Last spring Silver Special Collections purchased an interesting 1499 book by Bartholomaeus Sibylla, Speculum peregrinarum quaestionum (loosely, “mirror of exotic questions”), a treatise dealing with a number of topics such as “the soul, angels, dreams and their interpretations, demonology, magic, astrology” and others. Curiously, this copy includes ten leaves that were written by hand, in place of ten missing printed leaves. The scribe attempted to mimic the style of the printed page but not the typeface; the latter is Roman while the scribe’s hand is gothic. At some point this copy belonged to the Franciscan convent of St. Bernardine of Siena in Amberg, Bavaria. The book features many points of interest to students of early printing and book history.
Special Collections also purchased a medieval manuscript volume of short works copied in northeast Italy between 1475 and 1485. It contains a biography of the illustrious men of ancient Rome by an author known as Pseudo-Pliny, offering a different perspective from Livy’s more widely-known history of Rome (Ab Urbe Condita). Shorter works include excerpts from Ovid, Martial, Juvenal, and others. Few of our several dozen medieval manuscripts are classical texts. This is a great example of a collection of favorites put together by an unknown Italian Renaissance humanist, one of many who idolized ancient Rome and sought to popularize ancient texts.

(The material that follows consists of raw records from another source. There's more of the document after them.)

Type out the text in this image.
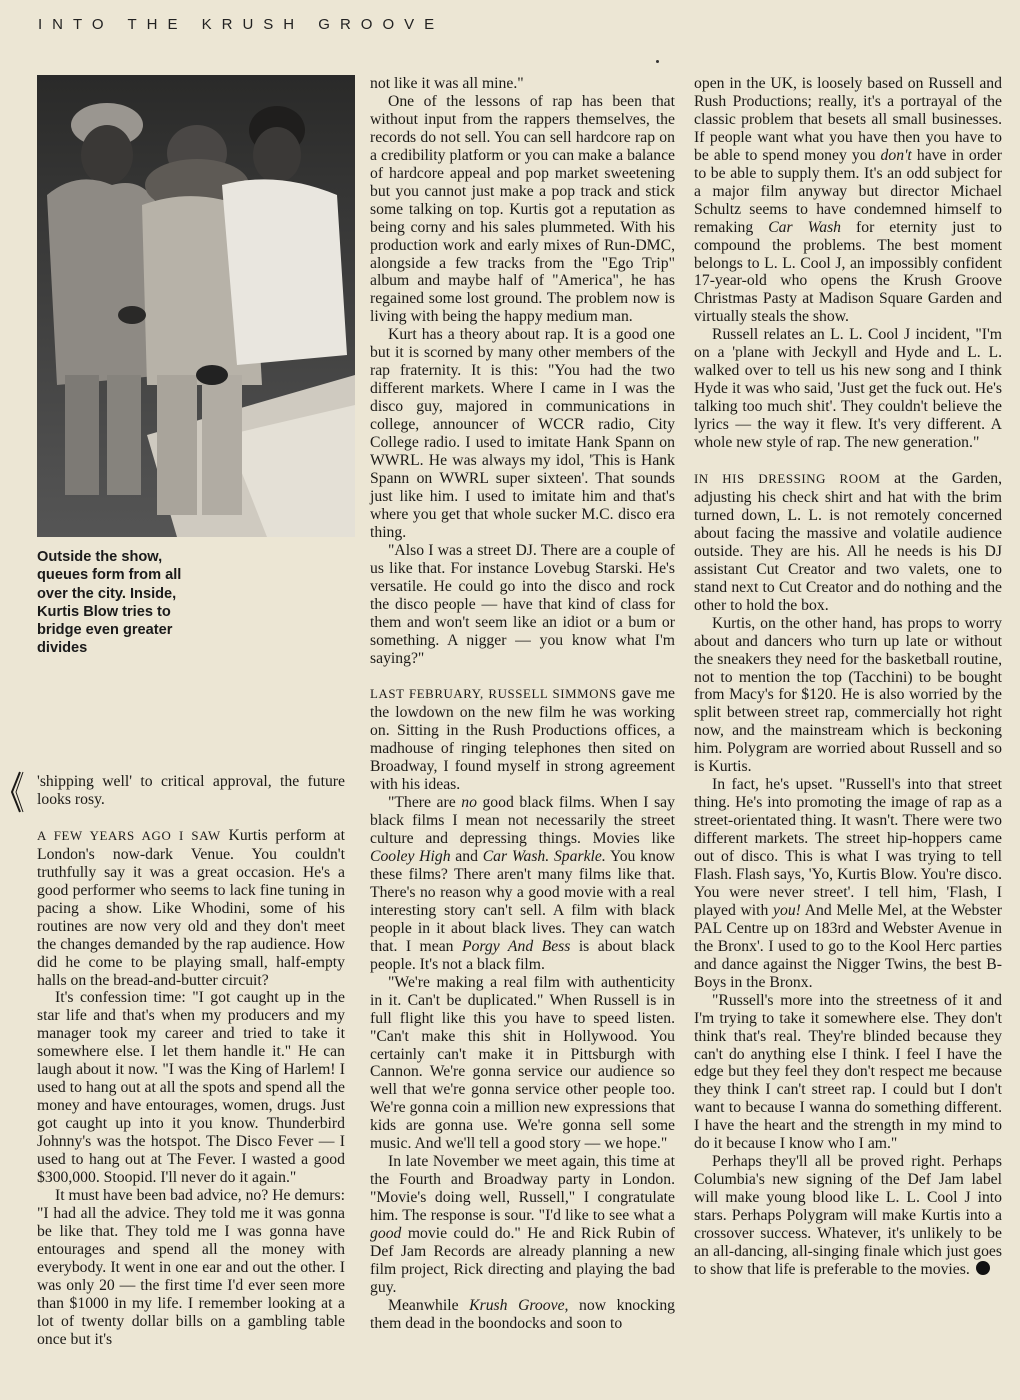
INTO THE KRUSH GROOVE
Outside the show, queues form from all over the city. Inside, Kurtis Blow tries to bridge even greater divides

not like it was all mine."

One of the lessons of rap has been that without input from the rappers themselves, the records do not sell. You can sell hardcore rap on a credibility platform or you can make a balance of hardcore appeal and pop market sweetening but you cannot just make a pop track and stick some talking on top. Kurtis got a reputation as being corny and his sales plummeted. With his production work and early mixes of Run-DMC, alongside a few tracks from the "Ego Trip" album and maybe half of "America", he has regained some lost ground. The problem now is living with being the happy medium man.

Kurt has a theory about rap. It is a good one but it is scorned by many other members of the rap fraternity. It is this: "You had the two different markets. Where I came in I was the disco guy, majored in communications in college, announcer of WCCR radio, City College radio. I used to imitate Hank Spann on WWRL. He was always my idol, 'This is Hank Spann on WWRL super sixteen'. That sounds just like him. I used to imitate him and that's where you get that whole sucker M.C. disco era thing.

"Also I was a street DJ. There are a couple of us like that. For instance Lovebug Starski. He's versatile. He could go into the disco and rock the disco people — have that kind of class for them and won't seem like an idiot or a bum or something. A nigger — you know what I'm saying?"

LAST FEBRUARY, RUSSELL SIMMONS gave me the lowdown on the new film he was working on. Sitting in the Rush Productions offices, a madhouse of ringing telephones then sited on Broadway, I found myself in strong agreement with his ideas.

"There are no good black films. When I say black films I mean not necessarily the street culture and depressing things. Movies like Cooley High and Car Wash. Sparkle. You know these films? There aren't many films like that. There's no reason why a good movie with a real interesting story can't sell. A film with black people in it about black lives. They can watch that. I mean Porgy And Bess is about black people. It's not a black film.

"We're making a real film with authenticity in it. Can't be duplicated." When Russell is in full flight like this you have to speed listen. "Can't make this shit in Hollywood. You certainly can't make it in Pittsburgh with Cannon. We're gonna service our audience so well that we're gonna service other people too. We're gonna coin a million new expressions that kids are gonna use. We're gonna sell some music. And we'll tell a good story — we hope."

In late November we meet again, this time at the Fourth and Broadway party in London. "Movie's doing well, Russell," I congratulate him. The response is sour. "I'd like to see what a good movie could do." He and Rick Rubin of Def Jam Records are already planning a new film project, Rick directing and playing the bad guy.

Meanwhile Krush Groove, now knocking them dead in the boondocks and soon to

open in the UK, is loosely based on Russell and Rush Productions; really, it's a portrayal of the classic problem that besets all small businesses. If people want what you have then you have to be able to spend money you don't have in order to be able to supply them. It's an odd subject for a major film anyway but director Michael Schultz seems to have condemned himself to remaking Car Wash for eternity just to compound the problems. The best moment belongs to L. L. Cool J, an impossibly confident 17-year-old who opens the Krush Groove Christmas Pasty at Madison Square Garden and virtually steals the show.

Russell relates an L. L. Cool J incident, "I'm on a 'plane with Jeckyll and Hyde and L. L. walked over to tell us his new song and I think Hyde it was who said, 'Just get the fuck out. He's talking too much shit'. They couldn't believe the lyrics — the way it flew. It's very different. A whole new style of rap. The new generation."

IN HIS DRESSING ROOM at the Garden, adjusting his check shirt and hat with the brim turned down, L. L. is not remotely concerned about facing the massive and volatile audience outside. They are his. All he needs is his DJ assistant Cut Creator and two valets, one to stand next to Cut Creator and do nothing and the other to hold the box.

Kurtis, on the other hand, has props to worry about and dancers who turn up late or without the sneakers they need for the basketball routine, not to mention the top (Tacchini) to be bought from Macy's for $120. He is also worried by the split between street rap, commercially hot right now, and the mainstream which is beckoning him. Polygram are worried about Russell and so is Kurtis.

In fact, he's upset. "Russell's into that street thing. He's into promoting the image of rap as a street-orientated thing. It wasn't. There were two different markets. The street hip-hoppers came out of disco. This is what I was trying to tell Flash. Flash says, 'Yo, Kurtis Blow. You're disco. You were never street'. I tell him, 'Flash, I played with you! And Melle Mel, at the Webster PAL Centre up on 183rd and Webster Avenue in the Bronx'. I used to go to the Kool Herc parties and dance against the Nigger Twins, the best B-Boys in the Bronx.

"Russell's more into the streetness of it and I'm trying to take it somewhere else. They don't think that's real. They're blinded because they can't do anything else I think. I feel I have the edge but they feel they don't respect me because they think I can't street rap. I could but I don't want to because I wanna do something different. I have the heart and the strength in my mind to do it because I know who I am."

Perhaps they'll all be proved right. Perhaps Columbia's new signing of the Def Jam label will make young blood like L. L. Cool J into stars. Perhaps Polygram will make Kurtis into a crossover success. Whatever, it's unlikely to be an all-dancing, all-singing finale which just goes to show that life is preferable to the movies.

'shipping well' to critical approval, the future looks rosy.

A FEW YEARS AGO I SAW Kurtis perform at London's now-dark Venue. You couldn't truthfully say it was a great occasion. He's a good performer who seems to lack fine tuning in pacing a show. Like Whodini, some of his routines are now very old and they don't meet the changes demanded by the rap audience. How did he come to be playing small, half-empty halls on the bread-and-butter circuit?

It's confession time: "I got caught up in the star life and that's when my producers and my manager took my career and tried to take it somewhere else. I let them handle it." He can laugh about it now. "I was the King of Harlem! I used to hang out at all the spots and spend all the money and have entourages, women, drugs. Just got caught up into it you know. Thunderbird Johnny's was the hotspot. The Disco Fever — I used to hang out at The Fever. I wasted a good $300,000. Stoopid. I'll never do it again."

It must have been bad advice, no? He demurs: "I had all the advice. They told me it was gonna be like that. They told me I was gonna have entourages and spend all the money with everybody. It went in one ear and out the other. I was only 20 — the first time I'd ever seen more than $1000 in my life. I remember looking at a lot of twenty dollar bills on a gambling table once but it's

Most recently, Special Collections acquired a rare copy of the first edition of John Gerard’s The Herball or Generall Historie of Plantes (London, 1597). The most famous of early English herbals, this work is in essence a translation of Rembert Dodoens’ Stirpium Historiae Pemptades (1583) but with important additions by Gerard, who served as the first curator of the “garden of physic” of the Royal College of Physicians. Special Collections also holds the 1633 edition of Gerard’s herbal, in which many errors in the first edition were corrected.